March 18, 1997|From Washington Post

WASHINGTON — The U.S. business community, worried that the burgeoning controversy over alleged Chinese influence-buying in Washington is imperiling trade relations with Beijing, is launching a major lobbying campaign to expand economic ties to China.

The Business Coalition for U.S.-China Trade, which includes about 1,000 multinational corporations and trade associations, plans to visit every member of the House and Senate, according to Calman Cohen, the group's co-chairman.
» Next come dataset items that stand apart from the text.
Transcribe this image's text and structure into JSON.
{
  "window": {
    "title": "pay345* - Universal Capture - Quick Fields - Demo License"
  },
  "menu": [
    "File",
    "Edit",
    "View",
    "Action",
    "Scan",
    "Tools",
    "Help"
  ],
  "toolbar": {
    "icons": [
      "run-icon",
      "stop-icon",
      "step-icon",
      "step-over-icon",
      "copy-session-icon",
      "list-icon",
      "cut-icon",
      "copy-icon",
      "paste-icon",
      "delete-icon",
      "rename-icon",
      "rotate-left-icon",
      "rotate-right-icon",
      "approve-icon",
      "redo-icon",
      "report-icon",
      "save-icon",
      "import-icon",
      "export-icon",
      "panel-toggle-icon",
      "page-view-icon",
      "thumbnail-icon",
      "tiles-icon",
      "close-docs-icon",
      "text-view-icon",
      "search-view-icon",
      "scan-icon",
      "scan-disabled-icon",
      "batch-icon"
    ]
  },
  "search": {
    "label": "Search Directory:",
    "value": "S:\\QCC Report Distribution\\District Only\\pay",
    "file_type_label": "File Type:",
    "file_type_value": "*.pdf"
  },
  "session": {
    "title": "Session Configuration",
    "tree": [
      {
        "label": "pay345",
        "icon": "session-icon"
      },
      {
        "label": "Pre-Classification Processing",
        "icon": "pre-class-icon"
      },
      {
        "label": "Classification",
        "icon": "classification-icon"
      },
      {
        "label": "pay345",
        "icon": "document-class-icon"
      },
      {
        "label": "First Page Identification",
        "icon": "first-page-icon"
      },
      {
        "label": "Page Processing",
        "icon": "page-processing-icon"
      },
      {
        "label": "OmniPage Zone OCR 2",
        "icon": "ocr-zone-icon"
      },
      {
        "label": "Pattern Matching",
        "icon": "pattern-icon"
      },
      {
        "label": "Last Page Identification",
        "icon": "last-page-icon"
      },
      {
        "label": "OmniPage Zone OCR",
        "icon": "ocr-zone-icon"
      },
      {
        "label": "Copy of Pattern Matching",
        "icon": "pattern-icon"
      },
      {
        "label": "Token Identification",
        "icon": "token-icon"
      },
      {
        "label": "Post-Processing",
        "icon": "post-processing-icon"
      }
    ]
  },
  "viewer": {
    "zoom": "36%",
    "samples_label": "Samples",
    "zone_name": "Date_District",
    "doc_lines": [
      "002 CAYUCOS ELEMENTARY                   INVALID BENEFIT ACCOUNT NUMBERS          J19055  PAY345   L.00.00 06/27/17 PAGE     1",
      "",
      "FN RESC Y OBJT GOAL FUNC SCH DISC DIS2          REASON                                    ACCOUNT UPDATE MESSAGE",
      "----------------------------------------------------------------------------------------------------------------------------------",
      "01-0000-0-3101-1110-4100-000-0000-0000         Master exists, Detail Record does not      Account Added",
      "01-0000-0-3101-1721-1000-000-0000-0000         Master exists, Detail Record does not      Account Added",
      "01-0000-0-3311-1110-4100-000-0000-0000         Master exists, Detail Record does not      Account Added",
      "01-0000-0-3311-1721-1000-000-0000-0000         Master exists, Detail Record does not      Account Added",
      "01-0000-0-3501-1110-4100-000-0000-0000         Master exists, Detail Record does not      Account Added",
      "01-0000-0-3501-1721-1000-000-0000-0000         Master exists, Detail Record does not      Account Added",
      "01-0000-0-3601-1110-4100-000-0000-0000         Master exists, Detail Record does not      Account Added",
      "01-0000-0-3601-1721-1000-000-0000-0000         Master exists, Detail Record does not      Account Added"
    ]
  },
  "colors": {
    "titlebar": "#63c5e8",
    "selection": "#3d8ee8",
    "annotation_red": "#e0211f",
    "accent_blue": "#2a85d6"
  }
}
The group will carry the message that expanding U.S. links to the booming Chinese economy will promote America's foreign policy interests and help create jobs for U.S. workers.

Trade experts say the group's lobbying campaign will play a significant role in this year's debate over Sino-American trade.

"On China over the past few years, [the Business Coalition] has probably been the most effective collective voice," said Greg Mastel, a former Senate aide who is now a trade specialist at the Economy Strategy Institute.

The coalition intends to make a more comprehensive pitch this year than in the past, Cohen said.

In previous years, the group has focused primarily on securing annual renewals from Congress of China's "most-favored-nation" status, which allows Chinese products to be sold in the United States on the same terms as other countries' products. Human-rights advocates have fought to deprive Beijing of this status.

This year's campaign will be aimed at attaining "a stable U.S.-China commercial framework built on three pillars," according to the group's position paper, which it furnished to the Washington Post.

Those pillars include bringing China into the World Trade Organization under terms that require Beijing to expand foreign access to its markets; bestowing permanent MFN status on China; and terminating unilateral U.S. sanctions that restrict the export of certain high-technology products to China.

This comes at a time of growing criticism of the Clinton administration's policy of "engaging" China.

In recent weeks, newspaper reports have alleged China has attempted to gain political influence through improper political donations. In addition, there are long-standing complaints on Capitol Hill about matters ranging from human rights to Taiwan.